I am not just writing to vent, but with a constructive thought in mind. When people speak about sholom bayis they all too frequently skew their suggestions to the men. Men help with the dishes (of course!), and a great number of other tasks, and this outlook should change. Rachel, women are also Yidden and should be held responsible for and chayav for their role in sholom bayis!
Dear Friend,
Thank you so much for writing in and sharing your plight with me. It is so very rare that I get the male perspective in a bad marriage, and for that reason abuse is seen as a woman’s issue. I know very well that there is a stigma about “reverse spousal abuse,” but I also know it exists.

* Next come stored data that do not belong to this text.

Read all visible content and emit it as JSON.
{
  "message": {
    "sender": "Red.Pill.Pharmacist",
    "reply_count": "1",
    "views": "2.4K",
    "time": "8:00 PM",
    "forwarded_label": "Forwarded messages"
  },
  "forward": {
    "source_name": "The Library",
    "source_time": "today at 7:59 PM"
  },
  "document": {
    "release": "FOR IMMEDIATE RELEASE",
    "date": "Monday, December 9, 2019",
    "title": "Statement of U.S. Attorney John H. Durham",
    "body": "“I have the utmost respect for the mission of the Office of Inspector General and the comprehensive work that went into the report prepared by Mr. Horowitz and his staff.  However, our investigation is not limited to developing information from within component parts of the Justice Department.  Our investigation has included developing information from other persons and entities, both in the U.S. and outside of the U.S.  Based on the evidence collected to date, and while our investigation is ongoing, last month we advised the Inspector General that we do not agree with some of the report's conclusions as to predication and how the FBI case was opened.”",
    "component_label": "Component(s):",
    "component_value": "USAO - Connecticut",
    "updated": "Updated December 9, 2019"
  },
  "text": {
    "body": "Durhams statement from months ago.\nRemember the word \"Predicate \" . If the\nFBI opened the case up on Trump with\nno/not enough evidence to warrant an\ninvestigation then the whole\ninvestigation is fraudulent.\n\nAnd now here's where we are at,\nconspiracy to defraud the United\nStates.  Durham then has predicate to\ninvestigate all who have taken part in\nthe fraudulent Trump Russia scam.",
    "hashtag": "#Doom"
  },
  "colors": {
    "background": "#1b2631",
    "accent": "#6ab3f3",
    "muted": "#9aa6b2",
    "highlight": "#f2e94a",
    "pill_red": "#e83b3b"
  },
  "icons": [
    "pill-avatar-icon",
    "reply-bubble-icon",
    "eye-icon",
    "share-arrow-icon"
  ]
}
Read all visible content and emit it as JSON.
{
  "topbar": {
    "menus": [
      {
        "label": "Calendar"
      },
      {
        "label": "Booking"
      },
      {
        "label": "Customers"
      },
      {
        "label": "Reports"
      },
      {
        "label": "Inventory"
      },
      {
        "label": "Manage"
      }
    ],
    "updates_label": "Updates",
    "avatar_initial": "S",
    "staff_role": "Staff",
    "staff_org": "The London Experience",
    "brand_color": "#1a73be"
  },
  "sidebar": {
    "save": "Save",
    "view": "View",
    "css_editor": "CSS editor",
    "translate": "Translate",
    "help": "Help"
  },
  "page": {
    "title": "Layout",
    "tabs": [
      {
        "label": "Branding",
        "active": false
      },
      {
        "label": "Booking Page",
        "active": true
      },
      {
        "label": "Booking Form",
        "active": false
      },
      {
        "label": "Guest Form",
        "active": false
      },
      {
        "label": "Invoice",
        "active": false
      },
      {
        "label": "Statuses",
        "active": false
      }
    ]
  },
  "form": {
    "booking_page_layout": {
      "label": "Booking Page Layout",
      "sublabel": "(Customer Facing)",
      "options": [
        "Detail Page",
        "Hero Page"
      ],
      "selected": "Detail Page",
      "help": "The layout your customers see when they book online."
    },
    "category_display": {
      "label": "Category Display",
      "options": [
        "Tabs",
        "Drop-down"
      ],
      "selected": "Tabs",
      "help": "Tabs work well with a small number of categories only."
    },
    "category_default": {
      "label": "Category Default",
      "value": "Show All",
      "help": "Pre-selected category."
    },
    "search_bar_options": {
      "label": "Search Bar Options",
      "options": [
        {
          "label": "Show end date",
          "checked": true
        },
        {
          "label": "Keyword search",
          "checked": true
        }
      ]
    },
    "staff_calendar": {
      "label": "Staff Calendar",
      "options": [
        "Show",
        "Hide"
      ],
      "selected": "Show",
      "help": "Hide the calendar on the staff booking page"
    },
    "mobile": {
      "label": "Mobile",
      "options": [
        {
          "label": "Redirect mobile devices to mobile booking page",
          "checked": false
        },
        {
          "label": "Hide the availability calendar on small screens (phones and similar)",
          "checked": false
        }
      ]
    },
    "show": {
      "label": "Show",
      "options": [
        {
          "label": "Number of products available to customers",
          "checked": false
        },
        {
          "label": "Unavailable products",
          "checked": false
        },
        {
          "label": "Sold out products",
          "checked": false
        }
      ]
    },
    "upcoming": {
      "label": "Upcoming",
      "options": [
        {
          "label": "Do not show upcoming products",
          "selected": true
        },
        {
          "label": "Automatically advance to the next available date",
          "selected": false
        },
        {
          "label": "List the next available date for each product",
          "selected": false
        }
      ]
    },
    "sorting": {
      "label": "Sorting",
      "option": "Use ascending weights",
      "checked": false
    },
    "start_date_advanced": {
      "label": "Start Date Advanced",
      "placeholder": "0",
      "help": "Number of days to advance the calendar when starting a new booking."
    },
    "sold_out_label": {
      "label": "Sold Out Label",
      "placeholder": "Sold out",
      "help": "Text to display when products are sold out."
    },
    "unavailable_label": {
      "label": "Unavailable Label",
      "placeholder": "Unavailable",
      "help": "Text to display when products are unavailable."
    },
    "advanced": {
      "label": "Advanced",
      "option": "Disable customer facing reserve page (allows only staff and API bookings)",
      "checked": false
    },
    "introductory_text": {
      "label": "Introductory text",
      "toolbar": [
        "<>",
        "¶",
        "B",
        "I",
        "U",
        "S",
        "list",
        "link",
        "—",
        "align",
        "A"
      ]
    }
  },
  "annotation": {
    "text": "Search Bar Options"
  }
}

I have invited male victims to write in, as there is power in numbers, and brings about a heightened awareness to this problem as well as an understanding that male abused spouses deserve the same empathy, consideration and help as do women. Your letter has opened up that forum for men reading this column who find themselves in an abusive situation and, hopefully, will give them the courage to reach out for help.
I can almost see the look on countless faces as they read your letter and think your wife must be brain-dead to find fault with a husband as near to perfect as you appear to be, or some may think your letter is a fraud.
I chose to print your letter because, in my thirty-five years of helping people try to resolve their issues, I have seen enough downtrodden men who have chosen to suffer the abuses, both verbal and physical, inflicted upon them by strong-willed, controlling and demanding wives. They don’t readily (if at all) come forward because they already feel so humiliated and diminished, they don’t want to appear to be wimpy and spineless by their peers.
Truth of the matter is, I do believe you and I think I can help? The reason for her dysfunction, as you said, is due to her upbringing – she saw her mother be aggressive and dominant, and her father meek, tolerant and obedient. This carried over into your marriage. It appears to me that there is very little fight left in you and this only adds to her strength and control over you. She would never suspect that you had the kind of courage it took to write this letter and that’s what will work for you! At the risk of losing her marriage and the good life you provide her, she will have to seek help to understand and correct her terrible character traits and be sure she doesn’t create a situation where your children will copy her as well.
I urge her to go for counseling as soon as humanly possibly, you as well, so that you can find your self-esteem and sense of entitlement and learn to value your strengths and place in the family. Your family is infected by what is going on at home and you need instant dose of “antibiotics” through therapy in order to begin healing.
Leave this in a place where she can’t help but see it (like in her checkbook!) and don’t be afraid of what she may do or say when she reads it. Stand up for yourself and demand that both of you get help. Stand your ground, don’t back down and see if she isn’t shocked into reality by your newfound courage!
Oh, and by the way… do you have a few single brothers like yourself?